Equipped with mimosas and muffins, 180 attendees at the INMA World Congress “Brainsnack” session filled the Nobel Suite at the Pullman Hotel and were greeted by INMA’s CEO and Executive Director Earl Wilkinson and Mukund Mohan, Brainsnacks’ energetic and engaging moderator.
Mohan likened Brainsnacks, which kicked off the INMA World Congress in London, to doing an 7-minute workout — get as much information on the stage as possible. The sessions featured 11 news media companies, sharing successful stories in quick 7-minute presentations.
Gareth Codd, commercial director of Fairfax Media in New Zealand, took the stage first. Codd focused on advertising, quickly explaining Fairfax Media’s involvement in the Kiwi Premium Exchange (KPEX).
KPEX is an ad sharing company between New Zealand’s top four media companies, founded in an effort to localise advertising programming. Prior to KPEX entering the national stage, only five companies shared more than 50% of digital display revenue in 2014. The media companies realised this spelled doom and spent eight weeks planning KPEX behind closed doors.
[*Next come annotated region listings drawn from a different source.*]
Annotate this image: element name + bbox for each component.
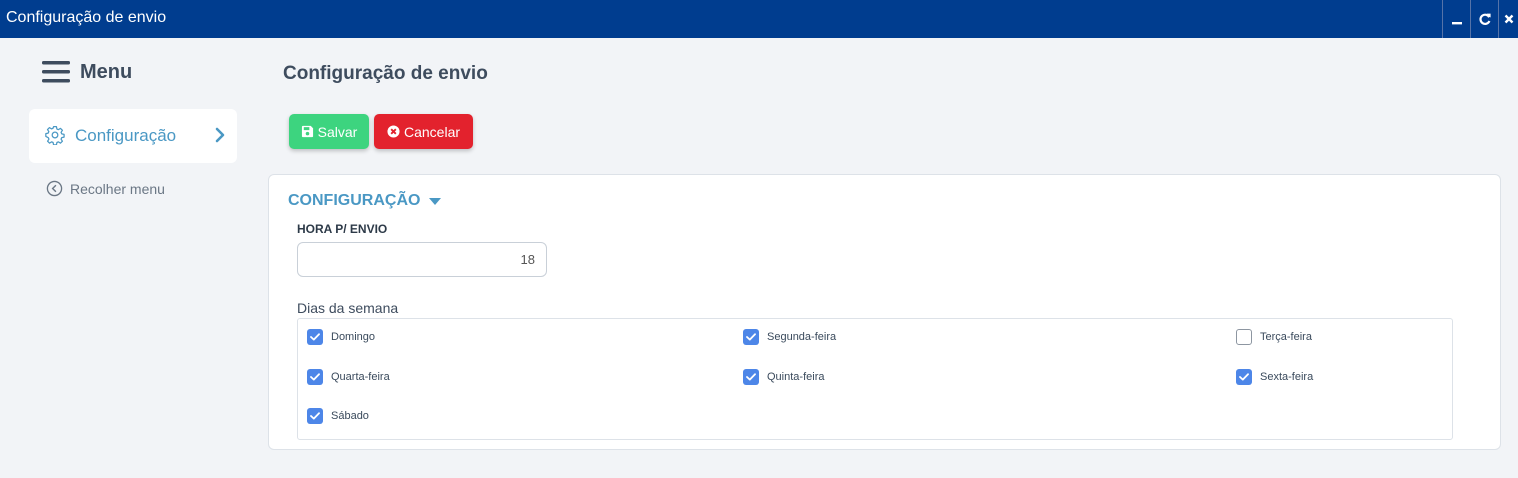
cancel-label: Cancelar [403, 123, 461, 140]
floppy-disk-icon [301, 125, 313, 138]
save-label: Salvar [317, 123, 358, 140]
gear-icon [45, 126, 65, 145]
days-label: Dias da semana [297, 300, 399, 316]
day-option-segunda-feira[interactable]: Segunda-feira [743, 329, 836, 345]
day-option-quinta-feira[interactable]: Quinta-feira [743, 369, 824, 385]
close-button[interactable] [1498, 0, 1518, 38]
page-title: Configuração de envio [283, 63, 488, 84]
check-icon [746, 373, 756, 381]
checkbox[interactable] [307, 329, 323, 345]
hour-input[interactable]: 18 [297, 242, 547, 277]
hour-label: HORA P/ ENVIO [297, 222, 388, 236]
day-option-sabado[interactable]: Sábado [307, 408, 369, 424]
hamburger-icon [42, 61, 70, 83]
collapse-menu-label: Recolher menu [70, 180, 165, 197]
menu-label: Menu [80, 60, 133, 83]
title-bar: Configuração de envio [0, 0, 1518, 38]
minimize-icon [1451, 22, 1462, 25]
checkbox[interactable] [1236, 329, 1252, 345]
menu-header[interactable]: Menu [42, 60, 132, 84]
collapse-menu-link[interactable]: Recolher menu [46, 180, 165, 197]
refresh-icon [1478, 13, 1491, 26]
close-icon [1504, 14, 1513, 24]
days-group: Domingo Segunda-feira Terça-feira Quarta… [297, 318, 1453, 440]
checkbox[interactable] [743, 369, 759, 385]
day-option-domingo[interactable]: Domingo [307, 329, 375, 345]
cancel-button[interactable]: Cancelar [374, 114, 473, 149]
refresh-button[interactable] [1470, 0, 1498, 38]
day-option-sexta-feira[interactable]: Sexta-feira [1236, 369, 1313, 385]
circle-chevron-left-icon [46, 180, 63, 197]
window-title: Configuração de envio [6, 9, 167, 26]
section-title: CONFIGURAÇÃO [288, 192, 421, 209]
sidebar-item-label: Configuração [75, 126, 177, 145]
day-option-terca-feira[interactable]: Terça-feira [1236, 329, 1312, 345]
checkbox[interactable] [307, 408, 323, 424]
circle-x-icon [387, 125, 400, 138]
check-icon [746, 333, 756, 341]
configuration-card: CONFIGURAÇÃO HORA P/ ENVIO 18 Dias da se… [268, 174, 1501, 450]
checkbox[interactable] [1236, 369, 1252, 385]
check-icon [310, 412, 320, 420]
day-option-quarta-feira[interactable]: Quarta-feira [307, 369, 390, 385]
check-icon [310, 333, 320, 341]
check-icon [310, 373, 320, 381]
checkbox[interactable] [743, 329, 759, 345]
day-label: Sexta-feira [1260, 371, 1314, 383]
chevron-right-icon [215, 127, 225, 143]
sidebar-item-configuracao[interactable]: Configuração [29, 109, 237, 163]
checkbox[interactable] [307, 369, 323, 385]
day-label: Domingo [331, 331, 376, 343]
save-button[interactable]: Salvar [289, 114, 369, 149]
day-label: Sábado [331, 410, 369, 422]
day-label: Segunda-feira [767, 331, 837, 343]
day-label: Quarta-feira [331, 371, 390, 383]
minimize-button[interactable] [1442, 0, 1470, 38]
day-label: Quinta-feira [767, 371, 825, 383]
check-icon [1239, 373, 1249, 381]
section-header[interactable]: CONFIGURAÇÃO [288, 192, 442, 210]
day-label: Terça-feira [1260, 331, 1312, 343]
caret-down-icon [429, 197, 442, 205]
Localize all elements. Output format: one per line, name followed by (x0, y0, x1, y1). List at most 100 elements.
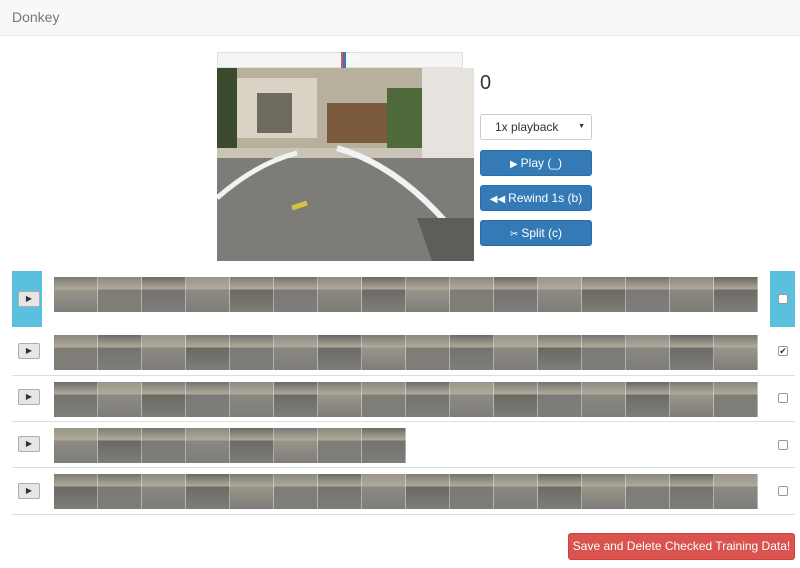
clip-thumbnail[interactable] (538, 382, 582, 417)
clip-thumbnail[interactable] (318, 382, 362, 417)
clip-thumbnail[interactable] (186, 335, 230, 370)
clip-thumbnail[interactable] (626, 382, 670, 417)
clip-play-button[interactable]: ▶ (18, 436, 40, 452)
rewind-icon: ◀◀ (489, 194, 506, 205)
save-delete-button[interactable]: Save and Delete Checked Training Data! (568, 533, 795, 560)
clip-thumbnail[interactable] (406, 277, 450, 312)
clip-checkbox[interactable] (778, 393, 788, 403)
clip-thumbnail[interactable] (450, 382, 494, 417)
clip-thumbnail[interactable] (142, 428, 186, 463)
clip-thumbnail[interactable] (670, 277, 714, 312)
clip-thumbnail[interactable] (450, 277, 494, 312)
clip-thumbnails[interactable] (54, 474, 758, 509)
clip-play-button[interactable]: ▶ (18, 389, 40, 405)
clip-thumbnails[interactable] (54, 335, 758, 370)
clip-thumbnails[interactable] (54, 277, 758, 312)
clip-thumbnail[interactable] (98, 277, 142, 312)
clip-play-button[interactable]: ▶ (18, 291, 40, 307)
clip-thumbnail[interactable] (582, 382, 626, 417)
clip-thumbnail[interactable] (362, 428, 406, 463)
clip-thumbnail[interactable] (54, 428, 98, 463)
clip-thumbnail[interactable] (406, 382, 450, 417)
clip-thumbnail[interactable] (142, 335, 186, 370)
clip-thumbnail[interactable] (406, 335, 450, 370)
clip-thumbnail[interactable] (54, 335, 98, 370)
clip-thumbnail[interactable] (318, 428, 362, 463)
clip-thumbnail[interactable] (670, 474, 714, 509)
clip-thumbnail[interactable] (538, 277, 582, 312)
clip-thumbnail[interactable] (318, 277, 362, 312)
clip-thumbnail[interactable] (494, 382, 538, 417)
clip-thumbnail[interactable] (186, 277, 230, 312)
clip-thumbnail[interactable] (538, 474, 582, 509)
clip-thumbnails[interactable] (54, 428, 406, 463)
clip-thumbnail[interactable] (274, 335, 318, 370)
clip-thumbnail[interactable] (582, 335, 626, 370)
clip-play-button[interactable]: ▶ (18, 483, 40, 499)
clip-thumbnail[interactable] (406, 474, 450, 509)
clip-thumbnail[interactable] (230, 335, 274, 370)
scissors-icon: ✂ (509, 229, 519, 240)
clip-thumbnail[interactable] (450, 474, 494, 509)
clip-thumbnail[interactable] (54, 277, 98, 312)
clip-thumbnail[interactable] (714, 382, 758, 417)
clip-thumbnail[interactable] (362, 382, 406, 417)
clip-thumbnail[interactable] (670, 382, 714, 417)
clip-thumbnail[interactable] (98, 474, 142, 509)
clip-thumbnail[interactable] (142, 382, 186, 417)
clip-thumbnail[interactable] (626, 335, 670, 370)
clip-thumbnail[interactable] (230, 277, 274, 312)
clip-thumbnail[interactable] (670, 335, 714, 370)
clip-thumbnail[interactable] (54, 474, 98, 509)
clip-thumbnail[interactable] (186, 382, 230, 417)
clip-thumbnail[interactable] (450, 335, 494, 370)
clip-thumbnail[interactable] (274, 382, 318, 417)
playback-progress-bar[interactable]: 0/0 (217, 52, 463, 68)
clip-thumbnail[interactable] (274, 474, 318, 509)
clip-thumbnail[interactable] (230, 382, 274, 417)
clip-thumbnail[interactable] (494, 335, 538, 370)
clip-thumbnail[interactable] (186, 474, 230, 509)
clip-thumbnail[interactable] (362, 474, 406, 509)
clip-thumbnail[interactable] (582, 277, 626, 312)
clip-thumbnail[interactable] (714, 277, 758, 312)
clip-thumbnail[interactable] (626, 474, 670, 509)
clip-thumbnail[interactable] (54, 382, 98, 417)
clip-thumbnail[interactable] (582, 474, 626, 509)
clip-checkbox[interactable] (778, 440, 788, 450)
clip-thumbnail[interactable] (142, 474, 186, 509)
playback-speed-select[interactable]: 1x playback ▼ (480, 114, 592, 140)
rewind-button[interactable]: ◀◀ Rewind 1s (b) (480, 185, 592, 211)
clip-thumbnails[interactable] (54, 382, 758, 417)
caret-down-icon: ▼ (578, 123, 585, 130)
clip-divider (12, 467, 795, 468)
clip-thumbnail[interactable] (362, 335, 406, 370)
clip-thumbnail[interactable] (318, 335, 362, 370)
clip-checkbox[interactable] (778, 294, 788, 304)
clip-thumbnail[interactable] (362, 277, 406, 312)
clip-thumbnail[interactable] (274, 428, 318, 463)
clip-thumbnail[interactable] (98, 428, 142, 463)
clip-checkbox[interactable]: ✔ (778, 346, 788, 356)
brand-title[interactable]: Donkey (12, 9, 59, 25)
clip-thumbnail[interactable] (230, 428, 274, 463)
clip-checkbox[interactable] (778, 486, 788, 496)
frame-number: 0 (480, 72, 492, 94)
clip-thumbnail[interactable] (494, 474, 538, 509)
clip-thumbnail[interactable] (142, 277, 186, 312)
clip-thumbnail[interactable] (98, 382, 142, 417)
clip-thumbnail[interactable] (98, 335, 142, 370)
clip-thumbnail[interactable] (230, 474, 274, 509)
clip-thumbnail[interactable] (494, 277, 538, 312)
clip-thumbnail[interactable] (714, 474, 758, 509)
clip-play-button[interactable]: ▶ (18, 343, 40, 359)
play-button[interactable]: ▶ Play (_) (480, 150, 592, 176)
clip-thumbnail[interactable] (274, 277, 318, 312)
clip-thumbnail[interactable] (538, 335, 582, 370)
clip-thumbnail[interactable] (714, 335, 758, 370)
clip-thumbnail[interactable] (626, 277, 670, 312)
split-button[interactable]: ✂ Split (c) (480, 220, 592, 246)
clip-thumbnail[interactable] (186, 428, 230, 463)
clip-thumbnail[interactable] (318, 474, 362, 509)
video-frame (217, 68, 474, 261)
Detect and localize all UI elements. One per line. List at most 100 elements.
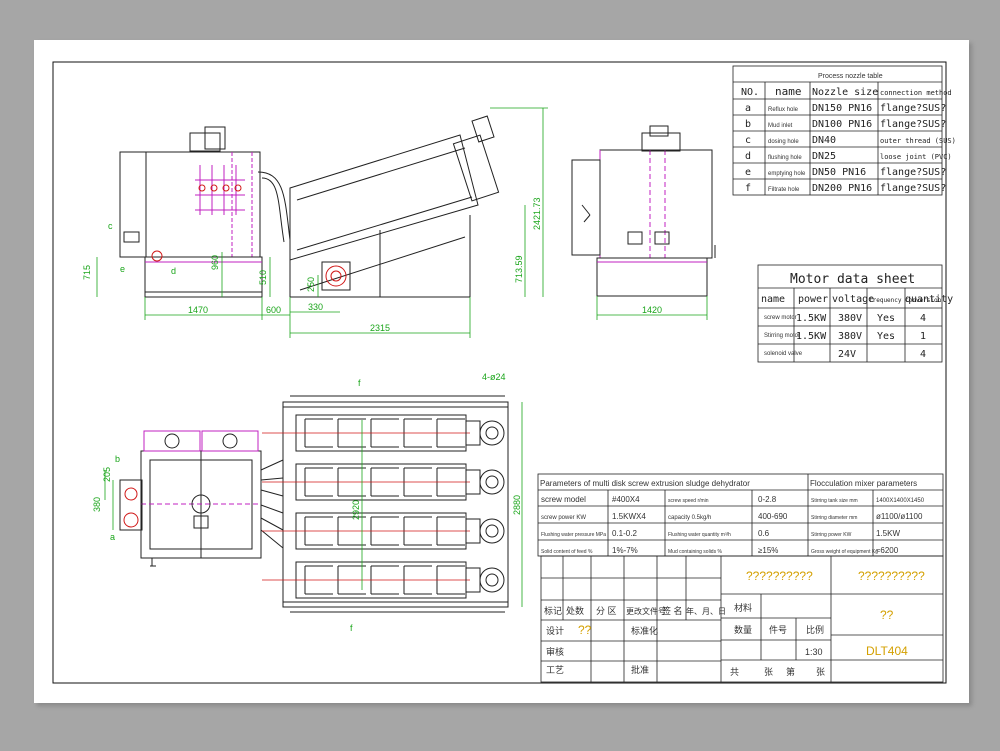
label-approve: 批准 xyxy=(631,664,649,675)
param-cell: 0.1-0.2 xyxy=(612,529,637,538)
screw-units xyxy=(262,414,505,599)
param-cell: ≈6200 xyxy=(876,546,899,555)
nozzle-row-connection: flange?SUS? xyxy=(880,103,946,114)
motor-row-name: screw motor xyxy=(764,315,797,321)
label-weight: 件号 xyxy=(769,624,787,635)
nozzle-header-3: connection method xyxy=(880,89,952,97)
motor-row-qty: 1 xyxy=(920,331,926,342)
motor-row-qty: 4 xyxy=(920,349,926,360)
label-sign: 签 名 xyxy=(662,605,683,616)
callout-a: a xyxy=(110,532,115,542)
title-unknown-1: ?????????? xyxy=(746,569,813,583)
nozzle-row-connection: loose joint (PVC) xyxy=(880,153,952,161)
nozzle-row-size: DN50 PN16 xyxy=(812,167,866,178)
dim-2421: 2421.73 xyxy=(532,197,542,230)
dim-1470: 1470 xyxy=(188,305,208,315)
motor-row-voltage: 380V xyxy=(838,313,862,324)
motor-row-freq: Yes xyxy=(877,313,895,324)
nozzle-row-size: DN200 PN16 xyxy=(812,183,872,194)
motor-row-power: 1.5KW xyxy=(796,331,827,342)
label-page: 第 xyxy=(786,666,795,677)
dim-1420: 1420 xyxy=(642,305,662,315)
param-cell: Flushing water pressure MPa xyxy=(541,532,606,538)
motor-row-freq: Yes xyxy=(877,331,895,342)
drawing-sheet: 715 960 510 250 2421.73 713.59 1470 600 … xyxy=(34,40,969,703)
param-cell: Stirring diameter mm xyxy=(811,515,857,521)
label-page2: 张 xyxy=(816,667,825,677)
param-cell: screw speed r/min xyxy=(668,498,709,504)
param-cell: ø1100/ø1100 xyxy=(876,512,923,521)
motor-header-4: quantity xyxy=(905,294,953,305)
callout-e: e xyxy=(120,264,125,274)
drawing-number: DLT404 xyxy=(866,644,908,658)
motor-row-power: 1.5KW xyxy=(796,313,827,324)
label-material: 材料 xyxy=(734,602,752,613)
motor-row-name: Stirring motor xyxy=(764,333,800,339)
screw-unit xyxy=(262,512,505,550)
dim-4x24: 4-ø24 xyxy=(482,372,506,382)
param-cell: 1400X1400X1450 xyxy=(876,498,925,504)
nozzle-row-no: e xyxy=(745,167,751,178)
nozzle-row-name: emptying hole xyxy=(768,171,806,177)
nozzle-row-connection: flange?SUS? xyxy=(880,167,946,178)
dim-715: 715 xyxy=(82,265,92,280)
end-view xyxy=(571,125,716,297)
motor-row-voltage: 380V xyxy=(838,331,862,342)
param-cell: Stirring tank size mm xyxy=(811,498,858,504)
mixing-tank xyxy=(119,151,261,258)
motor-row-qty: 4 xyxy=(920,313,926,324)
dim-960: 960 xyxy=(210,255,220,270)
param-cell: Flushing water quantity m³/h xyxy=(668,532,731,538)
label-ratio: 比例 xyxy=(806,624,824,635)
dim-330: 330 xyxy=(308,302,323,312)
param-cell: Solid content of feed % xyxy=(541,549,593,555)
callout-d: d xyxy=(171,266,176,276)
dim-2920: 2920 xyxy=(351,500,361,520)
label-date: 年、月、日 xyxy=(686,606,726,616)
side-view xyxy=(119,115,500,298)
dim-510: 510 xyxy=(258,270,268,285)
callout-b: b xyxy=(115,454,120,464)
nozzle-row-name: Filtrate hole xyxy=(768,187,800,193)
nozzle-row-name: dosing hole xyxy=(768,139,799,145)
label-qty: 数量 xyxy=(734,624,752,635)
dim-713: 713.59 xyxy=(514,255,524,283)
nozzle-row-name: Reflux hole xyxy=(768,107,799,113)
screw-unit xyxy=(262,414,505,452)
nozzle-row-no: a xyxy=(745,103,751,114)
screw-unit xyxy=(262,463,505,501)
callout-f-bottom: f xyxy=(350,623,353,633)
dim-2880: 2880 xyxy=(512,495,522,515)
nozzle-row-name: Mud inlet xyxy=(768,123,793,129)
screw-unit xyxy=(262,561,505,599)
nozzle-row-size: DN25 xyxy=(812,151,836,162)
nozzle-row-size: DN100 PN16 xyxy=(812,119,872,130)
dim-250: 250 xyxy=(306,277,316,292)
param-cell: screw model xyxy=(541,495,586,504)
param-cell: 400-690 xyxy=(758,512,788,521)
param-cell: 1.5KW xyxy=(876,529,900,538)
param-cell: screw power KW xyxy=(541,515,586,521)
callout-c: c xyxy=(108,221,113,231)
nozzle-row-name: flushing hole xyxy=(768,155,802,161)
motor-header-2: voltage xyxy=(832,294,874,305)
nozzle-header-1: name xyxy=(775,85,802,98)
end-view-tank xyxy=(599,149,713,259)
nozzle-header-2: Nozzle size xyxy=(812,87,878,98)
motor-header-1: power xyxy=(798,294,828,305)
param-cell: 0.6 xyxy=(758,529,770,538)
nozzle-header-0: NO. xyxy=(741,87,759,98)
nozzle-row-connection: outer thread (SUS) xyxy=(880,137,956,145)
nozzle-table-title: Process nozzle table xyxy=(818,73,883,80)
design-value: ?? xyxy=(578,623,592,637)
label-total: 共 xyxy=(730,667,739,677)
motor-header-0: name xyxy=(761,294,785,305)
param-title-left: Parameters of multi disk screw extrusion… xyxy=(540,479,750,488)
title-unknown-3: ?? xyxy=(880,608,894,622)
motor-row-name: solenoid valve xyxy=(764,351,803,357)
label-design: 设计 xyxy=(546,625,564,636)
param-cell: capacity 0.5kg/h xyxy=(668,515,711,521)
motor-table-text: Motor data sheetname power voltagefrequenc… xyxy=(761,272,953,360)
param-title-right: Flocculation mixer parameters xyxy=(810,479,917,488)
dim-600: 600 xyxy=(266,305,281,315)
“There’s no point in being the tallest gnome in the garden,” Codd said. To sustain individual media companies and battle big groups such as Google and Facebook, collaboration was — and still is — a necessity.<>KPEX is one of the largest collaboration exchanges in the world. It provides a benchmark for performance of inventory. KPEX sets blind floor rates and releases full value of inventory.
Although any media person will admit collaborating with the opposition is difficult, it’s important, Codd said.
And it’s working. KPEX is growing. In terms of audience, it now maintains 70% of New Zealand’s market, Codd said.
Morten Blichmann, head of creative sales at Ekstra Bladet, a Danish tabloid, shared another successful digital advertising avenue. Ekstra Bladet focuses on colourful storytelling, as indicated by its homepage, crammed full of attention-grabbing headlines.
Ekstra Bladet is a market leader in the Danish media market.
“We have far more page views per month per user than our competitors,” Blichmann said. The company has achieved this statistic by engaging users with creative content: “Tell colourful and engaging stories.”
The company did so by hiring a group of creative people, connecting them with marketing specialists, and asking the team to do what they know.
“What we did was make a creative task force with creative people and advertisers,” Blichmann said.
The results are engaging and the possibilities are endless, he said: A dating series, investigative reporting that invites users to contribute, food waste competitions are just some of the projects that have come from the advertiser collaboration.
“It allows us to do what we are the very best at in collaboration with our advertisers,” Blichmann explained. “It’s a win-win situation. Win for us because when we’re able to create engaging content it more or less sells itself. And a win for our advertisers because they’re looking for new ways to engage users with their content.”
Blichmann summed his message up succinctly: If you have the right people and make the right content, both revenue and engagement will benefit.